EVERYTHING IS GOING SWIMMINGLY: Latest Housing Data Are Clear: ‘Bidenomics’ Is Heading Toward a Crash.

From the fourth quarter of 2020 to the fourth quarter of 2022, the U.S. housing market experienced one of the most significant increases in housing prices in American history. Data provided by the Federal Reserve Bank of St. Louis show that over that two-year period, the average sales price of a home skyrocketed more than 36 percent, from $403,900 to a whopping $552,600.

For the first time in history, the 12-month increase in home prices topped 15 percent for seven quarters in a row, beginning in the second quarter of 2021.

Many current homeowners celebrated the unprecedented rise in housing values, but those rapid increases came with an important caveat: whenever housing prices increase as quickly as they have in recent years, an economic, stock market, and/or housing crash is almost certain to follow.

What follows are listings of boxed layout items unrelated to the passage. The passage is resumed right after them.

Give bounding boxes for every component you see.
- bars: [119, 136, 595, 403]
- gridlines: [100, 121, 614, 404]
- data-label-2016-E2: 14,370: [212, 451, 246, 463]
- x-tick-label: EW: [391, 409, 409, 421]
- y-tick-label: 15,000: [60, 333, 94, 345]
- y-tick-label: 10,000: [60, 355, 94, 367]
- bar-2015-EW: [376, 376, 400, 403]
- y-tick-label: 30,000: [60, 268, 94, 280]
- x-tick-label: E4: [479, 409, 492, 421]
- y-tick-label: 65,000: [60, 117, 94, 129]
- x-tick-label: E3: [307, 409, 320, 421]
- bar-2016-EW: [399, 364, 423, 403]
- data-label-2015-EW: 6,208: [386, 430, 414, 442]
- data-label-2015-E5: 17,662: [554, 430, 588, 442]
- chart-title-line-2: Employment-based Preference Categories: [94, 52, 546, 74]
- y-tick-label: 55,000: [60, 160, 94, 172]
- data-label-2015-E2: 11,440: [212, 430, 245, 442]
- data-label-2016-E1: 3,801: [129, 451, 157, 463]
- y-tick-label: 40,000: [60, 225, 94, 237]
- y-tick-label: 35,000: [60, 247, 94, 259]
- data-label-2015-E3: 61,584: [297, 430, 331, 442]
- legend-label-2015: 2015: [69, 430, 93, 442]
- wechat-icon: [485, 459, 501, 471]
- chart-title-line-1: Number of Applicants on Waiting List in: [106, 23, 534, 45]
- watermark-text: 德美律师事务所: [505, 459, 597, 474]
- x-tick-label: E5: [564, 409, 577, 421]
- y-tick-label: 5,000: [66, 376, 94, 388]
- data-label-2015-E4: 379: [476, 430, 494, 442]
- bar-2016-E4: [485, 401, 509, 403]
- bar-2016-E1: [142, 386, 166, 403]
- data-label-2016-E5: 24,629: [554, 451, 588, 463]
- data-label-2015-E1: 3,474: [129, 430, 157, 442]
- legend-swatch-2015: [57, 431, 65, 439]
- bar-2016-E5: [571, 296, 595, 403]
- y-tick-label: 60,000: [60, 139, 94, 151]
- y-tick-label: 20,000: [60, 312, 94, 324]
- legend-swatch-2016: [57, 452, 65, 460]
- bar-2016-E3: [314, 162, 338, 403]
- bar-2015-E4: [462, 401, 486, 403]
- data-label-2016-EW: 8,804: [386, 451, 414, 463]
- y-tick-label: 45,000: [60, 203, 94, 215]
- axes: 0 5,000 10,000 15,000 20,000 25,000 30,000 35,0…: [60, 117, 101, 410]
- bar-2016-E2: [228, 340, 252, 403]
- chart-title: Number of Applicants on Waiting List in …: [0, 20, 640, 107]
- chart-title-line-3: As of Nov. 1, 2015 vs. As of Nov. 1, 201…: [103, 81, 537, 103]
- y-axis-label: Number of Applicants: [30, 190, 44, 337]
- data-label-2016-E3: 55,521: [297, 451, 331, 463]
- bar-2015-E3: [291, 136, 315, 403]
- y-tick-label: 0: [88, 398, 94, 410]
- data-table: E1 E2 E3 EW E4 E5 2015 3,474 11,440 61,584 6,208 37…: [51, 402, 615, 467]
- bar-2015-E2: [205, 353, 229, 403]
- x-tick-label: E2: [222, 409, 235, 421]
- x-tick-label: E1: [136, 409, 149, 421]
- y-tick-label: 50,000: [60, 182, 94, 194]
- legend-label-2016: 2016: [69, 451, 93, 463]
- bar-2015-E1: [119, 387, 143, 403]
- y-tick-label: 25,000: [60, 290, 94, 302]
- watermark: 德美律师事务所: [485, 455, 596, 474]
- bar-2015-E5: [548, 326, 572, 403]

The evidence on this point is well established. In the 1970s, late 1980s, and in the early to mid-2000s, there were similarly large, sustained growths in housing prices. In every case, a large recession followed. And although the rule doesn’t always apply perfectly, it tends to be that the bigger the increase in housing prices is, the harder the economy falls.

Washington can paper over a weak economy with funny money — that shows up in places like inflated home prices that make existing owners feel good — but eventually the truth will out.